RBSE Class 12 Economics Notes Chapter 24 Concept of International Trade

There are many types of exchange rates. For example, Forward, Spot, Favourable, Unfavourable, Fixed and Flexible exchange rates.

Economists have developed various theories to determine exchange rate. Major ones among them are Demand Supply Theory, Purchasing Power Theory, Balance of Payment theory and Mint Par theory.

Due to change in exchange rates, demand and supply of foreign exchange also changes.

According to Paul Angig, ” Devalution means lowering the authorized parity of currencies”.

Devaluation and revaluation are necessary instruments for the adjustment in Balance of Payment for any country.

Devalution is a process of lowering country’s currency in terms of foreign currency by the government of any country.

Government adopts this measure to reduce the trade deficit, which makes imports costlier and exports cheaper.

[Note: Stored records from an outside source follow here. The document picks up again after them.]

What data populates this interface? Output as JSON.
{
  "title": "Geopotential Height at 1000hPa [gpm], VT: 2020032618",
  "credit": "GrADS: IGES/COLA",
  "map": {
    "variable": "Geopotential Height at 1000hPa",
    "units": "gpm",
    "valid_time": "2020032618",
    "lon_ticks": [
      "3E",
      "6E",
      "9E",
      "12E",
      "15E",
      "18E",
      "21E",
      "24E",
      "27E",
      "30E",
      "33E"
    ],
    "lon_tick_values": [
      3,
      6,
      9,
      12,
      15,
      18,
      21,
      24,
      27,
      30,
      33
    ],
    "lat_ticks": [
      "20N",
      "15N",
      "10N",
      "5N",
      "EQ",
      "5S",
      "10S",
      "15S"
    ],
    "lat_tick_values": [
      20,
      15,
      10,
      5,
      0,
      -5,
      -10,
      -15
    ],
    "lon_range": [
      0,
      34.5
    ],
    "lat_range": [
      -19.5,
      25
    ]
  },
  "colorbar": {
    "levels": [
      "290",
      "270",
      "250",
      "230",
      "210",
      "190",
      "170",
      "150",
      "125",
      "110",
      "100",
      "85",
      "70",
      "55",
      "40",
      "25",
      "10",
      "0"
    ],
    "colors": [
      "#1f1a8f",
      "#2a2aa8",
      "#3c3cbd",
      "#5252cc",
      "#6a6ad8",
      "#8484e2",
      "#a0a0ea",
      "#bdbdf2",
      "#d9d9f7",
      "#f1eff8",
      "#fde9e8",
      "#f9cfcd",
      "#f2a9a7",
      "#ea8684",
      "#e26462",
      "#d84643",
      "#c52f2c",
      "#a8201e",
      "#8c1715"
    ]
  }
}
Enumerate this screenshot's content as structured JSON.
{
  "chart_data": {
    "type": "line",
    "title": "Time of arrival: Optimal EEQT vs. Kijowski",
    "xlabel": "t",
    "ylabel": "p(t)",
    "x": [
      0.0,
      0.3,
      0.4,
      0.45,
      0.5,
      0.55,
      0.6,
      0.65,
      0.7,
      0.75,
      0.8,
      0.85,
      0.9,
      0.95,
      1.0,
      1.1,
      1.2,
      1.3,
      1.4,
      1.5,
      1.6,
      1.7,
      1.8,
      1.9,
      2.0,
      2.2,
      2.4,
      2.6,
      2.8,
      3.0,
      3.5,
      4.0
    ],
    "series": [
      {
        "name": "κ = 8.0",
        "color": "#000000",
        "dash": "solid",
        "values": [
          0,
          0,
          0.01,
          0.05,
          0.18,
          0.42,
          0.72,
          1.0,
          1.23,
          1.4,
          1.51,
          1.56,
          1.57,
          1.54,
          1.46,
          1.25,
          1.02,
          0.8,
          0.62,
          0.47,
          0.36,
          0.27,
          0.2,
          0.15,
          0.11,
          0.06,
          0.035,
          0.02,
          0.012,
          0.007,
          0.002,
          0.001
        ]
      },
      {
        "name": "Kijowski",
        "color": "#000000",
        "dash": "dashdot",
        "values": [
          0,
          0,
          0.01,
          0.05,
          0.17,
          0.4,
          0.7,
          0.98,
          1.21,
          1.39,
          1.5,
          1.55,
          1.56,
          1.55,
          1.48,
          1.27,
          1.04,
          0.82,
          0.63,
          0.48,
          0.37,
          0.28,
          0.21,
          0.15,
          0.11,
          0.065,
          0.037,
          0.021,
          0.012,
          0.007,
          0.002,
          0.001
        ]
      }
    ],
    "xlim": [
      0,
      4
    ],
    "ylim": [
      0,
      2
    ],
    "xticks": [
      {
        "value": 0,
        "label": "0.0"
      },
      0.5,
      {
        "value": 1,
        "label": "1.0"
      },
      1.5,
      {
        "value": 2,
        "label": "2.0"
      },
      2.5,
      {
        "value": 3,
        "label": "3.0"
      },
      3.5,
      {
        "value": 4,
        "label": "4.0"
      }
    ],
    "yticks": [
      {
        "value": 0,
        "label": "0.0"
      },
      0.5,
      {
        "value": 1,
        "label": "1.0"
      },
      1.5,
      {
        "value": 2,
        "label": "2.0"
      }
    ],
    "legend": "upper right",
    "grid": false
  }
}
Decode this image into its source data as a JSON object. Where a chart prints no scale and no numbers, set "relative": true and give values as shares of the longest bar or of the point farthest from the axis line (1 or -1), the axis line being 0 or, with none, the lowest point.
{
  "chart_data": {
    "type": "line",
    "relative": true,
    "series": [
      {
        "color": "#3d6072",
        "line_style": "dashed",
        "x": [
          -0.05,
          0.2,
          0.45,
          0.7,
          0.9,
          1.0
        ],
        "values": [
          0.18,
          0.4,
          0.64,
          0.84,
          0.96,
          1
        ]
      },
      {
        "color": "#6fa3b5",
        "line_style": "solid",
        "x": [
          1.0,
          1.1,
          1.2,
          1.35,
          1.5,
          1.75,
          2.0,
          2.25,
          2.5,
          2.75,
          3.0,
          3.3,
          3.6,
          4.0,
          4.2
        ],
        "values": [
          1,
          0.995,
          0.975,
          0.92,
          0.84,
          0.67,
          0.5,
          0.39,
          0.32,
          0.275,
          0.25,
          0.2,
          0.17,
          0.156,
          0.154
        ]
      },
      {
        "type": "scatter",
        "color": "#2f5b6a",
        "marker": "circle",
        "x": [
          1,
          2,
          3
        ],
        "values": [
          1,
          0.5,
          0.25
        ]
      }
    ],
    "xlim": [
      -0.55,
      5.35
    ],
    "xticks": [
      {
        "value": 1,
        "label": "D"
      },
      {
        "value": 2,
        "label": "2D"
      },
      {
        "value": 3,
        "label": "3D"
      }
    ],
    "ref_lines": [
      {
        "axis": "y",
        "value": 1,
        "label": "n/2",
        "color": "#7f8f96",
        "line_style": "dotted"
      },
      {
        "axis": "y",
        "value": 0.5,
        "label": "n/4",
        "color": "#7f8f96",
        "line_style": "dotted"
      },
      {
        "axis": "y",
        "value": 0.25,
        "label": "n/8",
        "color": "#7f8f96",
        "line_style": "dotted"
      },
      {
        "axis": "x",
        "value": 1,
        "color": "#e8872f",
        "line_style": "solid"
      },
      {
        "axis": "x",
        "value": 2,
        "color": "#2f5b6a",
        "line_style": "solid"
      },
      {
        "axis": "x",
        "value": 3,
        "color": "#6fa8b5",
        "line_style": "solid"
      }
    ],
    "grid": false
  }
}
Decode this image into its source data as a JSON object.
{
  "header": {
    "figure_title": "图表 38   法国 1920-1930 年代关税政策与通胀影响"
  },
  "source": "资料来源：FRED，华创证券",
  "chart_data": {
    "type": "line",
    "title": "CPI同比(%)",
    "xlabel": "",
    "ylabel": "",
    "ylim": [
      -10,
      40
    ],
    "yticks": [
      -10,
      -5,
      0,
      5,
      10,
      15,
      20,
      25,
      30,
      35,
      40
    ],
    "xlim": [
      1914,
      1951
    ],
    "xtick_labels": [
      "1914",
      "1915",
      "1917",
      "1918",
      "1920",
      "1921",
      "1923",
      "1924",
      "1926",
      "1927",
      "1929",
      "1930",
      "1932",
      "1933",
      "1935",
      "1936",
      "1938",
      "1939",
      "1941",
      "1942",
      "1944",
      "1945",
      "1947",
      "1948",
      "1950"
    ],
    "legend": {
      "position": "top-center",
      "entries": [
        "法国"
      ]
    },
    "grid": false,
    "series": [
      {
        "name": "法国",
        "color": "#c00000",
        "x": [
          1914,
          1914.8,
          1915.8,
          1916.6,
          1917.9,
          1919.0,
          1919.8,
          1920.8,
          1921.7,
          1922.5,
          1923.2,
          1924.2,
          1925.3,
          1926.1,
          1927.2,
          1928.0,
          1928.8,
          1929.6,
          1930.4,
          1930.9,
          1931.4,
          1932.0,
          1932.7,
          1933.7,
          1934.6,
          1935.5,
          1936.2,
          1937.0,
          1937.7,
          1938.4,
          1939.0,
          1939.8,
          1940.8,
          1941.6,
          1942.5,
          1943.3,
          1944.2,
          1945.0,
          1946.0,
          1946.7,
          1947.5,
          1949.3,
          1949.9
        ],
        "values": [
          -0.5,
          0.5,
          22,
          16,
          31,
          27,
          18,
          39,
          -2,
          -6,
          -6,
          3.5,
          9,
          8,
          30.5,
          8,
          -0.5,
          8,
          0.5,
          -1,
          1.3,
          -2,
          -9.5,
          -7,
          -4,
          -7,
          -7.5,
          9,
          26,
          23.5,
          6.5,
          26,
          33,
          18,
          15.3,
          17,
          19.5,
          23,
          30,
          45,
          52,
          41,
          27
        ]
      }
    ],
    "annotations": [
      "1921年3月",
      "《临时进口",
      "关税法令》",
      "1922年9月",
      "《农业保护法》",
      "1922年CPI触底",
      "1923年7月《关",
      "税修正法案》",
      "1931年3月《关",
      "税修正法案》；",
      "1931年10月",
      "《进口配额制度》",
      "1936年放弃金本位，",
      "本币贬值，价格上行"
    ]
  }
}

Government, through devalution, tries to correct disequilibrium in the balance of Payment.

Revaluation is a policy instrument adopted by the government to adjust the Balance of Payment.

Revaluation helps to increase the value of a country’s currency in terms of foreign currency.

Devaluation and Revaluation both are adopted under Fixed Monetary Exchange Rate System.

RBSE Class 12 Economics Notes Chapter 24 Concept of International Trade

Important Terminology

  1. Domestic trade : Trade in various spheres within the geographical boundaries of the country.
  2. International trade : Trade outside the geographical boundaries of a country with other countries.
  3. Closed economy : It is an economy of the country which does not have business and monetary transactional relations with other countries.
  4. Open economy : This is an economy, in which mutual exchange of goods and services and trading of financial monetary assets with other countries is done.
  5. Visible items : Visible items means those commodities which are physical and can be seen and measured.
  6. Invisible items : Those items which cannot be seen and measured are called invisible items.
  7. Balance of payments : Balance of payments is a method to record the payments for international transactions for any country.
  8. Exchange rate : Exchange rate is the price of one currency expressed in terms of another currency.
  9. Foreign exchange market: It is the market where currencies of two or more countries are exchanged.
  10. Devalution : Devalution is a process of lowering the value of a country’s currency in terms of foreign currency.
  11. Revaluation : Revaluation is a process of increasing the value of a country’s currency in terms of foreign currency.